The definition of a positive response is still controversial. According to the definition of the international guidelines,2,3 only four (2%) PH patients met their criteria of responders, all with idiopathic PAH. In our 77 patients with idiopathic PAH, the rate of 5% responders was lower than that reported elsewhere.5,27,28 Based on the traditional definition (more than 20% fall in both mean PAP and pulmonary vascular resistance9–12), 19 of our patients (9%) were responders and 16 had idiopathic PAH. Twenty-one percent of responders in idiopathic PAH is comparable to the rate of 12.6%-55% in other series.9–11 Evidence in other studies of responders to vasodilators are rare among PH groups than idiopathic PAH and is further verified in our study.29–31
Our study showed that inhalation of Iloprost is well-tolerated and safe. In one study of Chinese patients with idiopathic PAH, 2.7% patients experienced increased cough and hypotension, but none of them were intolerable.5 In Hoeper et al's study,7 five of 35 patients with primary PAH developed minor headache and facial flush and one patient complained of mild jaw pain.
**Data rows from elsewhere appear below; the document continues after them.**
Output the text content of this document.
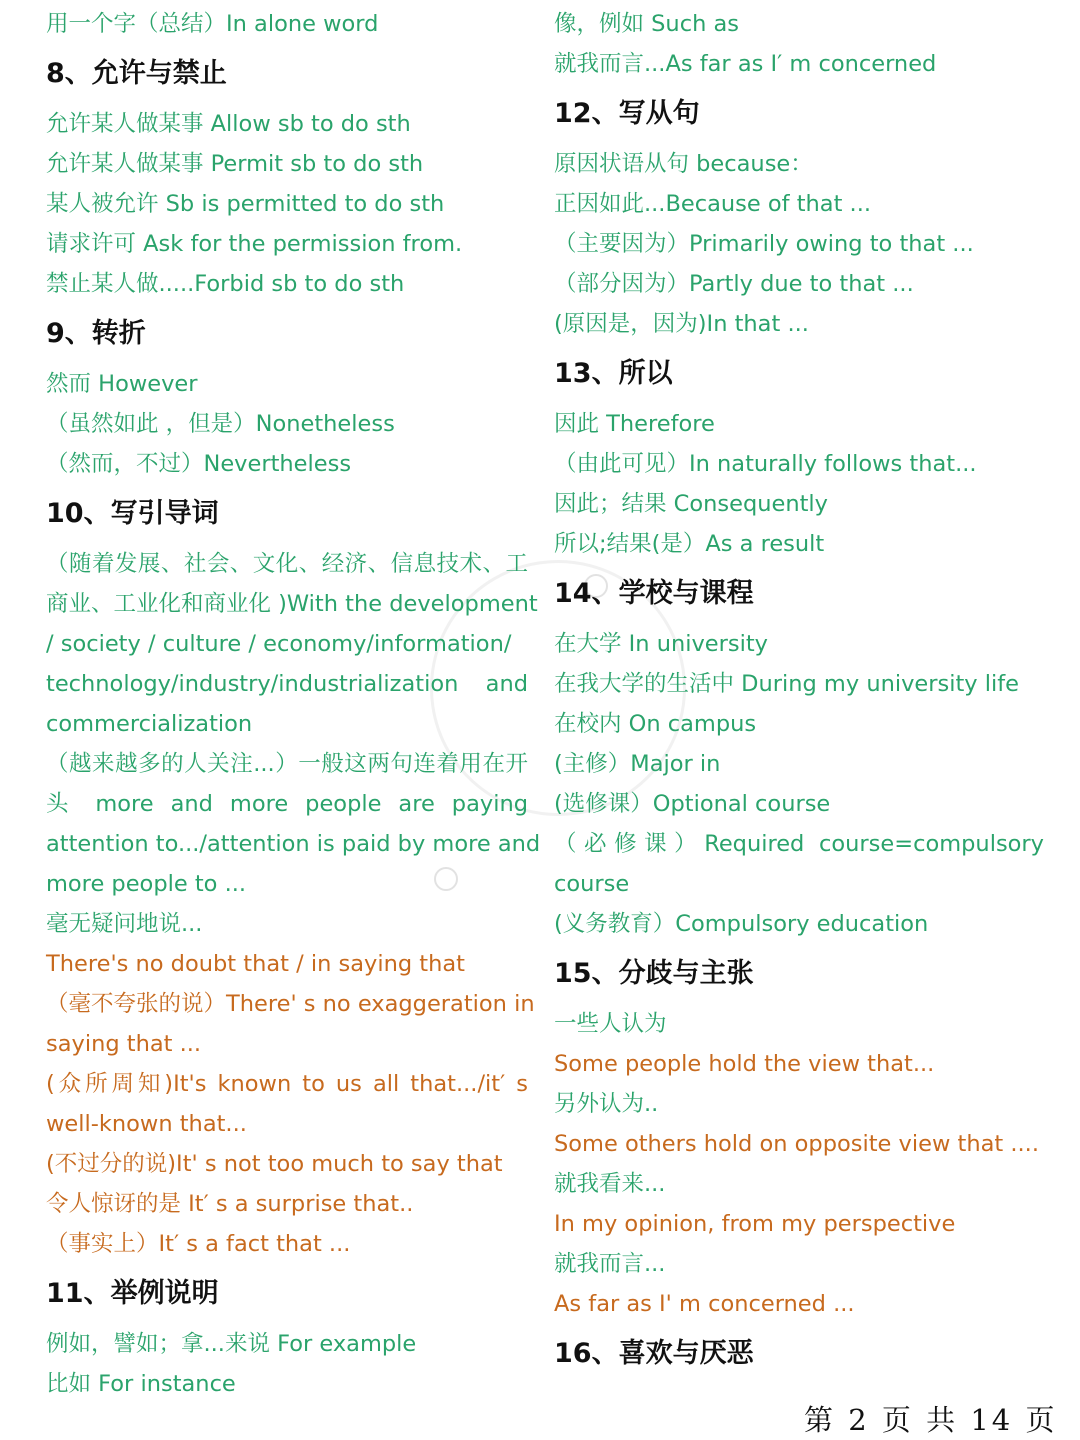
用一个字（总结）In alone word
8、允许与禁止
允许某人做某事 Allow sb to do sth
允许某人做某事 Permit sb to do sth
某人被允许 Sb is permitted to do sth
请求许可 Ask for the permission from.
禁止某人做.....Forbid sb to do sth
9、转折
然而 However
（虽然如此 ，但是）Nonetheless
（然而，不过）Nevertheless
10、写引导词
（随着发展、社会、文化、经济、信息技术、工
商业、工业化和商业化 )With the development
/ society / culture / economy/information/
technology/industry/industrialization and
commercialization
（越来越多的人关注...）一般这两句连着用在开
头 more and more people are paying
attention to.../attention is paid by more and
more people to ...
毫无疑问地说...
There's no doubt that / in saying that
（毫不夸张的说）There' s no exaggeration in
saying that ...
(众所周知)It's known to us all that.../it′ s
well-known that...
(不过分的说)It' s not too much to say that
令人惊讶的是 It′ s a surprise that..
（事实上）It′ s a fact that ...
11、举例说明
例如，譬如；拿...来说 For example
比如 For instance
像，例如 Such as
就我而言...As far as I′ m concerned
12、写从句
原因状语从句 because：
正因如此...Because of that ...
（主要因为）Primarily owing to that ...
（部分因为）Partly due to that ...
(原因是，因为)In that ...
13、所以
因此 Therefore
（由此可见）In naturally follows that...
因此；结果 Consequently
所以;结果(是）As a result
14、学校与课程
在大学 In university
在我大学的生活中 During my university life
在校内 On campus
(主修）Major in
(选修课）Optional course
（必修课）Required course=compulsory
course
(义务教育）Compulsory education
15、分歧与主张
一些人认为
Some people hold the view that...
另外认为..
Some others hold on opposite view that ....
就我看来...
In my opinion, from my perspective
就我而言...
As far as I' m concerned ...
16、喜欢与厌恶
第 2 页 共 14 页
There were limitations in our study. First, PH patients other than idiopathic PAH, PAH due to congenital heart disease and connective tissue disease, and PH due to thromboembolism were rarely or not included, so that the findings of this study may not be applicable to PH due to other causes. Second, we recorded the changes of hemodynamic variables for only 15 minutes, so we do not know how long these hemodynamic changes persisted. But according to our prior experiences and the findings of others, adverse effects after 15 minutes are unlikely.
Inhalation of 20 μg Iloprost showed potent and selective pulmonary hemodynamic effects in Chinese PH patients. Patients with idiopathic PAH and less severe PH responded more favorably to inhalation of Iloprost. And PH patients tolerated inhalation of 20 μg Iloprost well, but the rate of marked responses to inhaled Iloprost is low.